Another Email Newsletter Goes Out, and I Think About How Different Marketing Was at the Bookstore in the Past.

I was talking to Liz at Little, Brown getting our details together about Stacy Schiff's event for Cleopatra: A Life at the Milwaukee Public Library's Centennial Hall next Tuesday (October 4, 7 pm, free, buy tix to the Cleopatra exhibit at the Milwaukee Public Museum here).  She mentioned it would be nice for her to be able to put a note in her email newsletter saying she can't reply because she's working.  Needless to say, that's something you can't do at a big publisher.  Isn't it great being a little bookstore?

That said, I find that while the email is up, I can't get much else done.  I'm so glad Stacie is managing our Twitter deck because it just seems all-consuming to me.  I'm trying to remember what my life in the bookstore was like twenty years ago.  We had computerized our inventory at most of the stores before I started.  The Grand Avenue Schwartz get their inventory once a week on a fiche (plastic sheet that you read through a magnifier), which was also the way we checked stock from our wholesalers. We did our ordering through phone, though I actually did mail orders to sales reps in the 1980s.  With a stamp and everything. 
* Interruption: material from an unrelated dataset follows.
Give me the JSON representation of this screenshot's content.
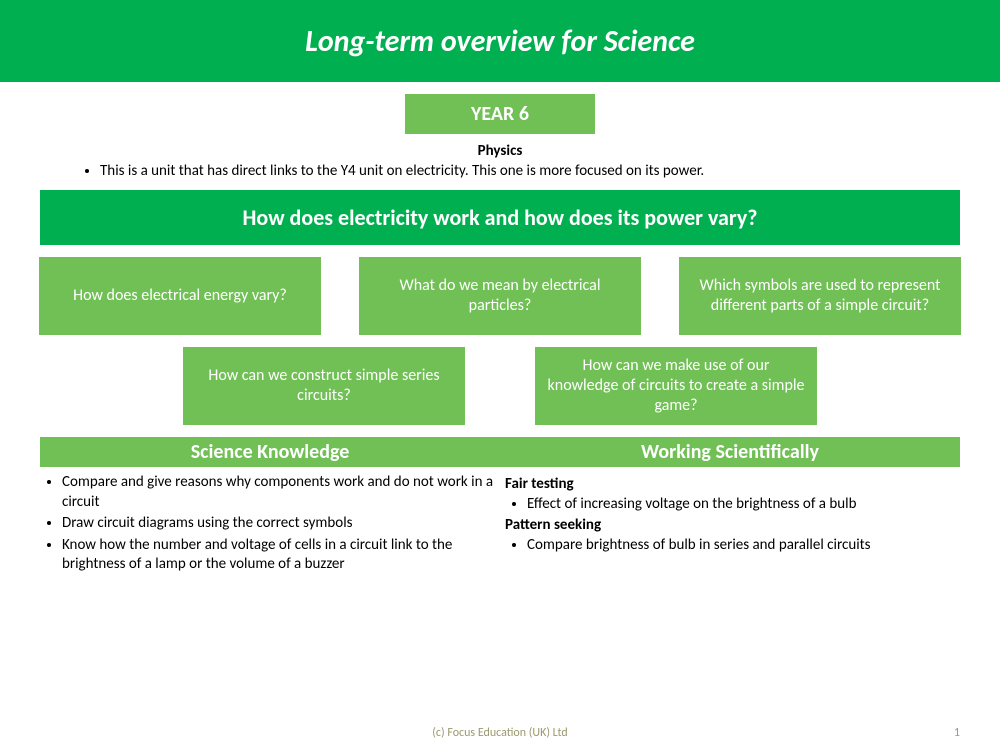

Folks still complain that we don't send out enough print newsletters, and if we had a little more time, we might do three instead of the two we do per year.  But there was a time that Schwartz sent out ten newsletters a year. Between the postage and the printing, the costs were quite high, which is why we got aggressively into using coop funds.  But that newsletter was only around for about 15 years.  When I started, there was no customer newsletter and our holiday catalog was a package that we purchased. We used an agency for ads and they had to be laid out with advance book jackets we'd receive from the publisher.

With my comments on Just my Type in the newsletter, one of our customers wrote back, saying she loved the book, and hadn't seen the fonts.com website.  She in turn told me about the Hamilton Wood Type and Print Museum in Two Rivers.  She's attending the Wayzgoose type conference in November.  It's sold out, but there's a waiting list. Oh, to think about setting type for a book old school. It wasn't really that long ago. 

No comment on the rate of change and all that. Here's this week's email newsletter.

1 comment:

  1. I second the tip on the Hamilton Wood Type Museum! It's kind of magical. But then, I'm a geek about those sorts of things.